Additional Context: The D'Agostino-Pearson normality test offers a balanced approach to assessing normality, balancing sensitivity and specificity in medium to large sample sizes. Its ability to detect departures from normality involving asymmetry and tail thickness makes it a valuable addition to the normality testing toolkit. This update enhances the functionality of the normality testing module, empowering users to conduct rigorous and reliable analyses of their data.

ETA444 commented 6 months ago

Implementation Summary:

The 'normaltest' method in the evaluate_normality() function uses D'Agostino and Pearson's normality test to evaluate the normality of a numeric variable within groups defined by a grouping variable.
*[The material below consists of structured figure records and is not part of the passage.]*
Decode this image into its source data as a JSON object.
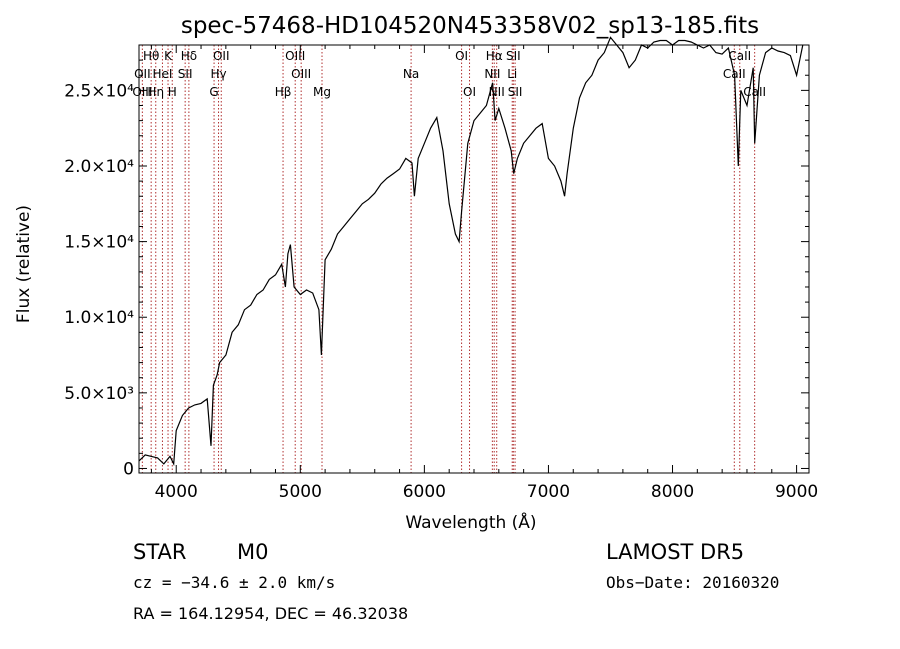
{
  "chart_data": {
    "type": "line",
    "title": "spec-57468-HD104520N453358V02_sp13-185.fits",
    "xlabel": "Wavelength (Å)",
    "ylabel": "Flux (relative)",
    "xlim": [
      3700,
      9100
    ],
    "ylim": [
      -300,
      28000
    ],
    "x_ticks": [
      4000,
      5000,
      6000,
      7000,
      8000,
      9000
    ],
    "y_ticks": [
      {
        "value": 0,
        "label": "0"
      },
      {
        "value": 5000,
        "label": "5.0×10³"
      },
      {
        "value": 10000,
        "label": "1.0×10⁴"
      },
      {
        "value": 15000,
        "label": "1.5×10⁴"
      },
      {
        "value": 20000,
        "label": "2.0×10⁴"
      },
      {
        "value": 25000,
        "label": "2.5×10⁴"
      }
    ],
    "series": [
      {
        "x": [
          3700,
          3750,
          3800,
          3850,
          3900,
          3950,
          3980,
          4000,
          4050,
          4100,
          4150,
          4200,
          4250,
          4280,
          4300,
          4330,
          4350,
          4400,
          4450,
          4500,
          4550,
          4600,
          4650,
          4700,
          4750,
          4800,
          4850,
          4880,
          4900,
          4920,
          4950,
          5000,
          5050,
          5100,
          5150,
          5170,
          5200,
          5250,
          5300,
          5350,
          5400,
          5450,
          5500,
          5550,
          5600,
          5650,
          5700,
          5750,
          5800,
          5850,
          5900,
          5920,
          5950,
          6000,
          6050,
          6100,
          6150,
          6200,
          6250,
          6280,
          6300,
          6350,
          6400,
          6450,
          6500,
          6550,
          6570,
          6600,
          6650,
          6700,
          6720,
          6750,
          6800,
          6850,
          6900,
          6950,
          7000,
          7050,
          7100,
          7130,
          7150,
          7200,
          7250,
          7300,
          7350,
          7400,
          7450,
          7500,
          7550,
          7600,
          7650,
          7700,
          7750,
          7800,
          7850,
          7900,
          7950,
          8000,
          8050,
          8100,
          8150,
          8200,
          8250,
          8300,
          8350,
          8400,
          8450,
          8500,
          8530,
          8550,
          8600,
          8650,
          8662,
          8700,
          8750,
          8800,
          8850,
          8900,
          8950,
          9000,
          9050
        ],
        "y": [
          500,
          900,
          800,
          700,
          300,
          800,
          300,
          2500,
          3500,
          4000,
          4200,
          4300,
          4600,
          1500,
          5500,
          6200,
          7000,
          7500,
          9000,
          9500,
          10500,
          10800,
          11500,
          11800,
          12500,
          12800,
          13500,
          12000,
          14200,
          14800,
          12000,
          11500,
          11800,
          11600,
          10500,
          7500,
          13800,
          14500,
          15500,
          16000,
          16500,
          17000,
          17500,
          17800,
          18200,
          18800,
          19200,
          19500,
          19800,
          20500,
          20200,
          18000,
          20500,
          21500,
          22500,
          23200,
          21000,
          17500,
          15500,
          15000,
          17000,
          21500,
          23000,
          23500,
          24000,
          25500,
          23000,
          23800,
          22500,
          21000,
          19500,
          20500,
          21500,
          22000,
          22500,
          22800,
          20500,
          20000,
          19000,
          18000,
          19500,
          22500,
          24500,
          25500,
          26000,
          27000,
          27500,
          28500,
          28000,
          27500,
          26500,
          27000,
          28000,
          27800,
          28200,
          28300,
          28300,
          28000,
          28300,
          28300,
          28200,
          28000,
          27800,
          28000,
          27500,
          27400,
          27800,
          26000,
          20000,
          25000,
          24000,
          26500,
          21500,
          26000,
          27500,
          27800,
          27600,
          27500,
          27300,
          26000,
          28000
        ]
      }
    ],
    "emission_lines": [
      {
        "label": "Hδ",
        "x": 4102,
        "row": 1
      },
      {
        "label": "K",
        "x": 3934,
        "row": 1
      },
      {
        "label": "Hθ",
        "x": 3798,
        "row": 1
      },
      {
        "label": "OII",
        "x": 4363,
        "row": 1
      },
      {
        "label": "OIII",
        "x": 4959,
        "row": 1
      },
      {
        "label": "OI",
        "x": 6300,
        "row": 1
      },
      {
        "label": "Hα",
        "x": 6563,
        "row": 1
      },
      {
        "label": "SII",
        "x": 6717,
        "row": 1
      },
      {
        "label": "CaII",
        "x": 8542,
        "row": 1
      },
      {
        "label": "OII",
        "x": 3727,
        "row": 2
      },
      {
        "label": "HeI",
        "x": 3889,
        "row": 2
      },
      {
        "label": "SII",
        "x": 4072,
        "row": 2
      },
      {
        "label": "Hγ",
        "x": 4341,
        "row": 2
      },
      {
        "label": "OIII",
        "x": 5007,
        "row": 2
      },
      {
        "label": "Na",
        "x": 5893,
        "row": 2
      },
      {
        "label": "NII",
        "x": 6548,
        "row": 2
      },
      {
        "label": "Li",
        "x": 6708,
        "row": 2
      },
      {
        "label": "CaII",
        "x": 8498,
        "row": 2
      },
      {
        "label": "OIII",
        "x": 3727,
        "row": 3
      },
      {
        "label": "Hη",
        "x": 3835,
        "row": 3
      },
      {
        "label": "H",
        "x": 3968,
        "row": 3
      },
      {
        "label": "G",
        "x": 4305,
        "row": 3
      },
      {
        "label": "Hβ",
        "x": 4861,
        "row": 3
      },
      {
        "label": "Mg",
        "x": 5175,
        "row": 3
      },
      {
        "label": "OI",
        "x": 6364,
        "row": 3
      },
      {
        "label": "NII",
        "x": 6583,
        "row": 3
      },
      {
        "label": "SII",
        "x": 6731,
        "row": 3
      },
      {
        "label": "CaII",
        "x": 8662,
        "row": 3
      }
    ],
    "grid": false,
    "colors": {
      "spectrum": "#000000",
      "lines": "#b03030",
      "axes": "#000000"
    }
  },
  "info": {
    "object_class": "STAR",
    "subclass": "M0",
    "survey": "LAMOST DR5",
    "cz": "cz = −34.6 ± 2.0 km/s",
    "obs_date": "Obs−Date: 20160320",
    "coords": "RA = 164.12954, DEC =  46.32038"
  }
}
This test assesses whether the sample follows a normal distribution by considering the sample's skewness and kurtosis.

Code Breakdown:

  1. Compute Normaltest Statistics and P-Values:

    • Purpose: Calculate the normaltest statistic and p-values for each group.
    normaltest_stats = [
       normaltest(df[df[grouping_variable] == group][target_variable]).statistic 
       for group in groups
    ]
    normaltest_pvals = [
       normaltest(df[df[grouping_variable] == group][target_variable]).pvalue 
       for group in groups
    ]
    • Explanation:
      • The code block iterates through each group, performs D'Agostino and Pearson's normality test on the target_variable, and stores the results.
      • The .statistic attribute provides the test statistic, and the .pvalue attribute gives the p-value.
  2. Determine Normality:

    • Purpose: Determine whether the variable in each group follows a normal distribution based on the normaltest results.
    normaltest_normality = [True if p > 0.05 else False for p in normaltest_pvals]
    • Explanation:
      • The code block checks the p-values for each group.
      • If the p-value is greater than 0.05, normality is assumed (True); otherwise, it's rejected (False).
  3. Prepare Output:

    • Purpose: Format the output for each group's test results and prepare console output.
    normaltest_info = {
       group: {'stat': normaltest_stats[n], 'p': normaltest_pvals[n], 'normality': normaltest_normality[n]} 
       for n, group in enumerate(groups)
    }
    normaltest_text = [
       f"Results for '{key}' group in variable ['{target_variable}']:\n  ➡ statistic: {value['stat']}\n  ➡ p-value: {value['p']}\n{(f'  ∴ Normality: Yes (H0 cannot be rejected)' if value['normality'] else f'  ∴ Normality: No (H0 rejected)')}\n\n"
       for key, value in normaltest_info.items()
    ]
    normaltest_title = f"< NORMALITY TESTING: D'AGOSTINO-PEARSON NORMALTEST >\n\n"
    normaltest_tip = "☻ Tip: The D'Agostino-Pearson normality test, or simply 'normaltest', is best applied when the sample size is larger, as it combines skewness and kurtosis to form a test statistic. This test is useful for detecting departures from normality that involve asymmetry and tail thickness, offering a good balance between sensitivity and specificity in medium to large sample sizes.\n"
    • Explanation:
      • The dictionary normaltest_info holds the results for each group, with keys as group names and values as dictionaries containing the test statistic, p-value, and normality conclusion.
      • The normaltest_text list formats these results for each group.
      • normaltest_title and normaltest_tip are used for console output headers and tips.
  4. Output Results and Return:

    • Purpose: Output the results and return the appropriate values based on the pipeline parameter.
    # saving info
    output_info['normaltest'] = normaltest_info
    normality_info['normaltest_group_consensus'] = all(normaltest_normality)
    
    # end it here if non-consensus method
    if method == 'normaltest':
       print(normaltest_title, *normaltest_text, normaltest_tip)
       return output_info if not pipeline else normality_info['normaltest_group_consensus']
    • Explanation:
      • The results are saved in output_info and normality_info dictionaries.
      • If the method is 'normaltest' (and not 'consensus'), the function prints the console output and returns the appropriate results based on the pipeline flag.

Link to Full Code: evaluate_normality.py.